Страница 14 из 38
Все остальное пространство занимают обширные благополучные районы среднего класса, поделенные на специфические НФ-зоны и составляющие основную часть Мира. Несколько десятилетий назад семьи из внешних областей так называемой «реальности» получили возможность переселяться сюда, однако далеко не все могут себе это позволить, с финансовой точки зрения. Хотя в последние годы на данном направлении отмечается некоторое улучшение, многим иммигрантам, несмотря на все усилия, иногда десятилетиями так и не удается влиться в число полноправных обитателей НФ-зон. Они вынуждены селиться в нижнесреднем пограничье между НФ и «реальностью».

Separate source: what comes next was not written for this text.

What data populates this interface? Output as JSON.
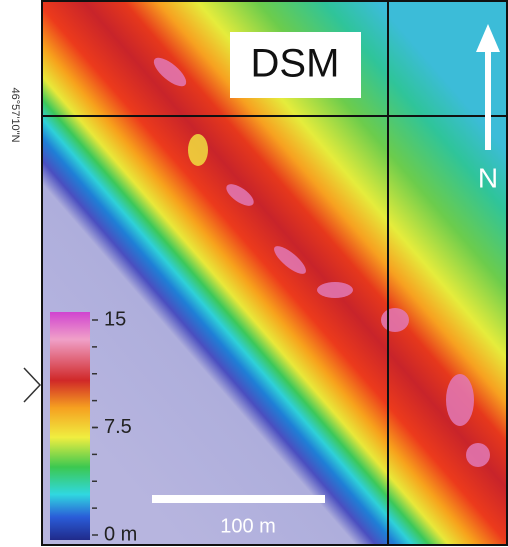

Эти территории, хоть и относятся формально к НФ, реализованы с меньшей скрупулезностью, чем прочие части региона. Исходы хроноповествовательных линий могут носить здесь куда более случайный характер в силу фактически прямого контакта с несовершенной физикой Мира-31. Как результат — общее качество мировосприятия значительно проигрывает по сравнению со средним и высшим регионами и в то же время, в силу двойственной природы, стохастичности и отсутствия четкой направленности, не может сравниться с бесприкрасной, однако внутренне непротиворечивой реальностью.
13
Когда живешь так, как я, а потом вдруг оказываешься в городе, все сильно запутывается. Так странно — я вроде уже десять лет как работаю, а здесь только неделя прошла. Все техники на это жалуются. Только попадая сюда, вспоминаешь, что твоя жизнь, хоть и умещается в коротенький промежуток времени, все же в настоящем, и что она, настоящая жизнь, — здесь, ждет тебя, не понимая, куда ты пропал, и проходит без тебя. А еще тут, оказывается, есть люди, которые тебя знают, думают о тебе, может быть, даже рады были бы тебя увидеть.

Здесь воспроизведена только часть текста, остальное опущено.